Shaw v. Shaw
In February of 1845, after a preliminary hearing, the dispute went to Connecticut's Supreme Court of Errors.
Daniel's lawyers argued that he was not guilty of "intolerable cruelty" because these words meant "personal violence," resulting in extreme suffering or death--or, at least, endangering one's life or health. Daniel's actions were not "cruel" in either sense--certainly not extreme enough to allow for even a divorce a mensa et thoro. Finally, words, however abusive, are not legal cruelty. Daniel's violence did not endanger life, injure his wife, or disturb the peace. For such lesser cruelties, the remedy lay with the legislature, not the courts.
Emeline's lawyers argued that the supreme court should permit the Shaws to separate. By endangering his "blameless" wife's health, Daniel had forfeited his right to Emeline's company. Even though Daniel committed no bodily harm to his wife, his behavior defeated "the great ends of marriage." Especially offensive was his insulting and obscene language in front of the children, the mental "torture" he inflicted upon her by denying her access to her friends and family, and his "barbarous and disgusting abuse of his marital rights" by rape.
For the court, Chief Justice Williams first asked what constituted intolerable cruelty:
What is that "intolerable cruelty" spoken of in the statute? It doubtless speaks of acts done to the wife herself; and we understand it to impart barbarous, savage, inhuman acts. They must be of that character as to be in fact intolerable, not to be borne. The legislature must have had in view acts as cruel at least for those for which, under the head of extreme cruelty, the ecclesiastical courts in Great Britain divorce a mensa et thoro; and those decisions may furnish some assistance upon the subject . . .
The chief justice accepted Daniel's lawyers' argument that words, however abusive, did not amount to legal cruelty. He also agreed that Daniel's violence did not endanger his wife's life, injure her, or disturb the peace. Rationalizing Daniel's abusive language, Williams said:
The first thing to be considered . . . is the language made use of, by this defendant, towards his wife. It is vulgar, obscene, harsh . . . They were, however, accompanied by no act or menace indicating violence to her person . . . but when we look further, and find, that he was jealous of his wife, it is not so much to be wondered at, as we have been told by authority, that "jealousy is the rage of man." The unfortunate victim of this passion is indeed to be pitied; but the law furnishes no remedy for conduct like this.
Refusing to let Emeline visit her own mother and relatives was "harsh, if not cruel," the court agreed.
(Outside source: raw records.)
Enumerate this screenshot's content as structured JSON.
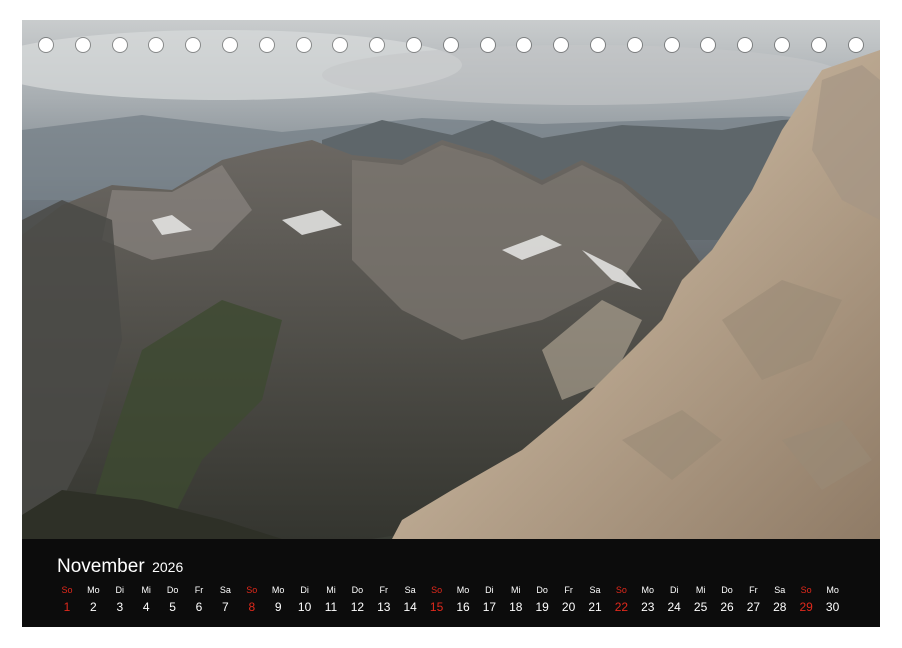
{
  "calendar": {
    "month": "November",
    "year": "2026",
    "accent_color": "#e0291c",
    "days": [
      {
        "dow": "So",
        "num": "1",
        "sunday": true
      },
      {
        "dow": "Mo",
        "num": "2",
        "sunday": false
      },
      {
        "dow": "Di",
        "num": "3",
        "sunday": false
      },
      {
        "dow": "Mi",
        "num": "4",
        "sunday": false
      },
      {
        "dow": "Do",
        "num": "5",
        "sunday": false
      },
      {
        "dow": "Fr",
        "num": "6",
        "sunday": false
      },
      {
        "dow": "Sa",
        "num": "7",
        "sunday": false
      },
      {
        "dow": "So",
        "num": "8",
        "sunday": true
      },
      {
        "dow": "Mo",
        "num": "9",
        "sunday": false
      },
      {
        "dow": "Di",
        "num": "10",
        "sunday": false
      },
      {
        "dow": "Mi",
        "num": "11",
        "sunday": false
      },
      {
        "dow": "Do",
        "num": "12",
        "sunday": false
      },
      {
        "dow": "Fr",
        "num": "13",
        "sunday": false
      },
      {
        "dow": "Sa",
        "num": "14",
        "sunday": false
      },
      {
        "dow": "So",
        "num": "15",
        "sunday": true
      },
      {
        "dow": "Mo",
        "num": "16",
        "sunday": false
      },
      {
        "dow": "Di",
        "num": "17",
        "sunday": false
      },
      {
        "dow": "Mi",
        "num": "18",
        "sunday": false
      },
      {
        "dow": "Do",
        "num": "19",
        "sunday": false
      },
      {
        "dow": "Fr",
        "num": "20",
        "sunday": false
      },
      {
        "dow": "Sa",
        "num": "21",
        "sunday": false
      },
      {
        "dow": "So",
        "num": "22",
        "sunday": true
      },
      {
        "dow": "Mo",
        "num": "23",
        "sunday": false
      },
      {
        "dow": "Di",
        "num": "24",
        "sunday": false
      },
      {
        "dow": "Mi",
        "num": "25",
        "sunday": false
      },
      {
        "dow": "Do",
        "num": "26",
        "sunday": false
      },
      {
        "dow": "Fr",
        "num": "27",
        "sunday": false
      },
      {
        "dow": "Sa",
        "num": "28",
        "sunday": false
      },
      {
        "dow": "So",
        "num": "29",
        "sunday": true
      },
      {
        "dow": "Mo",
        "num": "30",
        "sunday": false
      }
    ]
  },
  "binding": {
    "hole_count": 23
  }
}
However, it upheld the rule of patriarchy, concluding:
As the husband must have the right to say who shall be admitted to his house, and in some measure to regulate the intercourse of his wife, the court cannot draw a line by which his authority can be restrained.
Chief Justice Williams added that even unreasonable exercise of a husband's authority was not the kind of cruelty that would warrant a separation. He attributed Daniel's rape of his wife to his ignorance of Emeline's condition. Daniel did not know he was hurting her, and besides, she suffered no "real" harm. In conclusion, nothing the husband had done to the wife, rape included, was unlawful:
Were these acts, such acts of intolerable cruelty as are a cause of separation? No case of this kind is known to have been brought before the court . . . The cases [of violence] found in the books, are cases of violence, where the natural consequence would be injurious or dangerous, and where the act, therefore, was unlawful. Here the act in itself was a lawful act--in ordinary circumstances, not injurious nor dangerous . . . Are we to couple an act of this kind with an act where a violent blow is given, which must greatly injure or endanger, and which was so intended?
Therefore, the court refused to allow Emeline either to divorce or separate from Daniel.
Shaw v. Shaw illustrates how supportive the courts were of the idea that the husband was the head of the house: The "husband must have the right to say who shall be admitted to his house, and in some measure to regulate the intercourse of his wife." His rape of his wife, unlike today, was neither criminal nor cruel.
In 1978, only three states had laws that did not grant married men immunity from the rape of their wives. That year, the trial of Oregon v. Rideout led many other states to abolish marital and cohabitation exemptions to rape.